Wednesday, June 29, 2016

The Stories No One Tells: The Miracles that Don't Happen The Way We Expect

This week I have been bombarded with memories and images I would rather forget. Tearstained pillows, pill bottles beckoning my name, wooing me with the simplicity it takes to breathe one's final breath, and hate, so much hate for the little girl inside of me that had no idea what a life without dysfunction looked like. A little girl who felt like she had the whole world on her shoulders and had let it down in it's entirety.

I found my heart heavy with one question: Why do I remember it like it just happened when I have been walking in 5 years of glorious hard fought freedom? And as I thought through it I realized there are two reasons:
The Lord wants me to tell the stories no one else tells, the truths that come when He comes in the most unexpected way.
You can only change the world when your heart breaks right alongside His.

There was a time in my life when because Jesus did not come in a miraculous way and take away the pain in my body, and the memories in my mind I thought He didn't do miracles for me, but He did. Sometimes miracles come in sacrifice. Miracles come when you put it all on the line, everything you ever wanted and He gives you so much more. But most of all, miracles come when you allow His presence to come in whatever way He wants.

For me, my miracles sometimes come in the things that I once hated most.

CP. Yes, Cerebral Palsy has rapidly become one of the biggest miracles God worked in my life. He took something that robbed me of the life I thought I always wanted and used it to show me the incredible life He wanted to give me instead.

I fully believe that if Jesus wanted my feet to run He could heal me and I could run a marathon tomorrow, but maybe healing isn't the miracle He wants to perform.

Maybe the miracle comes in quietly, so I have to pay attention.

Maybe the miracle comes when my nieces learn to see differences as a blessing, a way to help instead of a burden the way I always feared they might.
Maybe the miracle comes in knowing even if I am sore tomorrow He still has a plan.
Maybe the miracle comes when I board the bus and get to talk to the lady on dialysis about who my Jesus is.
Maybe the miracle comes in the life I am living, instead of the life I thought I wanted.

There are still miracles I long for that are not happening the way I wish they would. But here is what I am confident in: Jesus loves me. And He is there in the heartbreak. And He is faithful, and His pen writes the stories no one tells...the stories with a happily forever after ever every soul dreams of:
And I will rest in that

Saturday, June 4, 2016

Me Before You: A Complete Misuse of a Glorious Idea

'I went to see "Me Before You" with Derick and it aroused a righteous anger in me so deep I have to come out publicly and say some things.

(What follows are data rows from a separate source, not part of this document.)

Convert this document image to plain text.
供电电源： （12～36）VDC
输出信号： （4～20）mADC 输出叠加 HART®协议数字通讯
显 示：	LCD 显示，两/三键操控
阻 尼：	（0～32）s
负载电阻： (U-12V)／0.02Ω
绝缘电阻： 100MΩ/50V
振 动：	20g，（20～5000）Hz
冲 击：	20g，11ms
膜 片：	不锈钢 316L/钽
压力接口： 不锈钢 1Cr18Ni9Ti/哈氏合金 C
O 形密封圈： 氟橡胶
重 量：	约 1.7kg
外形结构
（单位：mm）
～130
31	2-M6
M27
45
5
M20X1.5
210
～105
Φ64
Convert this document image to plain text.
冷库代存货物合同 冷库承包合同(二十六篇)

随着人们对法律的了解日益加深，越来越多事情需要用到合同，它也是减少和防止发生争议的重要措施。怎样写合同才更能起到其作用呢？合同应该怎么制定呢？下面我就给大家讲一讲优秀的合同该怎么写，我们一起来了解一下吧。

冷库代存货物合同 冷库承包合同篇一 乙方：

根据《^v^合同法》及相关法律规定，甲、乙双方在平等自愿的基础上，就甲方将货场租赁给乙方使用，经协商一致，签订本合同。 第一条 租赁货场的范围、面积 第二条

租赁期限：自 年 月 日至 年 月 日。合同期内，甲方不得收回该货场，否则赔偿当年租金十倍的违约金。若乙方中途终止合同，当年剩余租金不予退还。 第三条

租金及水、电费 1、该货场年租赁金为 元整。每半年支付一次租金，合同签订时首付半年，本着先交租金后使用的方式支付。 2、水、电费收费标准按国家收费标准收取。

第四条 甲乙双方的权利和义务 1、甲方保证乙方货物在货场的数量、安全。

For those unfamiliar with the plot Me Before You features a disabled romantic lead  (his disability came later in life) who falls in love with a girl and opts to end his own life because he remembers her life with a perfect body (life before her) and has decided his disability makes his life not worth living. He opts to surrender his power of attorney and take his life in the end.

As D and I sat in that theater processing the movie my only emotion was one of being TICKED OFF.

How DARE society promote a view of life that says if your body isn't perfect, and you have a disability life is worthless. I spent too many years believing that lie, I am not going to pretend that it's okay for the rest of society to promote it as "truth."

Having said that, let me tell you about my life WITH a disability and the WONDERFUL aspect of having my own palsy prince.

We have bus drivers that are like family, I know all of their kids names.
We win every time we do laundry, every time we cook together (Cough "he cooks" cough)
We win every time we are together just because it means we have learned the VALUE of dependence.
We have a blast getting places on his "hot wheels" and every time I fall, I laugh a little because we always make such an incredible entrance.

My heart breaks a little that the world has come so far that they would look at my life and my love and think I have the right to take my own life, or that I would want to. NO ONE has that right.

Yes, my boyfriend and I have it a little bit more difficult than someone with the "perfect body" that is apparently so desirable. Yes, we are awkward and imperfect and loud and wobbly. YES. And you know what?

I would not change a single thing for all of the "perfect" in the world because we are palsy perfect and it is wonderful.
I chose life. And, my Jesus made me exactly as He meant to.
Me Before You made one fatal mistake: They overlooked the beauty of a life that someone actually fought for.
I fought because my life means something. I fought for these moments I am experiencing with Derick. And he fights for me too. And Jesus fought for both of us. And if you choose to overlook the beauty of the choice and the fight you lose.